In the wake of the Detroit auto show, Robert Cumberford takes the opportunity to paint a picture of the state of the United States car industry. A picture which, in view of the crisis in North America, is not comforting to say the least. Here are some of his more significant and cutting observations.

This year General Motors has been in the midst of a design-driven recovery. Chevrolet launched the Malibu, a product earmarked for the heart of the auto market as opposed to trucks and SUV’s. Chevrolet’s Volt concept car was certainly the most significant vehicle from the entire show; this is an electric vehicle fitted with an on-board generator.
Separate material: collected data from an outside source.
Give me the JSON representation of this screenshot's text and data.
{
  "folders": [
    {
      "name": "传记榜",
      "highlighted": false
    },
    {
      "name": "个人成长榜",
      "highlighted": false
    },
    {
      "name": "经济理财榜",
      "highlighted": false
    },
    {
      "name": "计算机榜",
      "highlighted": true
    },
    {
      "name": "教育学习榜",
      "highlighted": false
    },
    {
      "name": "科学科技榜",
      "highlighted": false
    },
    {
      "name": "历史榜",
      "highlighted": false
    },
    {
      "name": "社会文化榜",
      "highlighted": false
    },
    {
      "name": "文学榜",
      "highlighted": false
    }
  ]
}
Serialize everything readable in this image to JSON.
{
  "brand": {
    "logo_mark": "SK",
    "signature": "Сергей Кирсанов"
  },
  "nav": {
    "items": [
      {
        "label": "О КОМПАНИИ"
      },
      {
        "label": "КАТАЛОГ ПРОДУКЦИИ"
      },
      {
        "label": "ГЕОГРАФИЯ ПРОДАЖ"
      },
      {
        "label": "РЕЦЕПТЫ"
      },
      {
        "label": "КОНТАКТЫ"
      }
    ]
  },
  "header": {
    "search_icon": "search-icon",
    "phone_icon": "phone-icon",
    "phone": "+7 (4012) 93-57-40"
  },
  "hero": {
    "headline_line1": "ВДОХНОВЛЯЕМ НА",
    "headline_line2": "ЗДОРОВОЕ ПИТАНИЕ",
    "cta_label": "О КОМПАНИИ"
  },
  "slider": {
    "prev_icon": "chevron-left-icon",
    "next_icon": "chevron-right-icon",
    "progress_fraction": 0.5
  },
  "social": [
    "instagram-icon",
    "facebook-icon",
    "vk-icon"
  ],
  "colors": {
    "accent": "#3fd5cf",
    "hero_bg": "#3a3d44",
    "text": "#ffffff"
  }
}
The Ford Airstream hybrid plug-in was absolutely frivolous. Its shape seems to have been obtained by throwing a bomb into the 2005 Synus concept car and then ironing its surface to make it look bulbous; of its forebear it has preserved the metallic look and orange finishings.

The Honda Accord Coupé is in fact a preview of the next production Accord, which is second in United States sales rankings. Not as important, however, as the Toyota FT-HS sports hybrid concept car which has a pointed front and snow-plough type blades on the two sides of the lower air intake. It has roughly the same dimensions as the Nissan 350Z and an equally big engine, and it is probably destined for the production line.

The fact that none of the Japanese prototypes appears to be influenced by European or American design trends must be regarded positively: the overwhelming financial success of the Japanese brands seems to have given the local management teams the courage to allow free rein to their designers.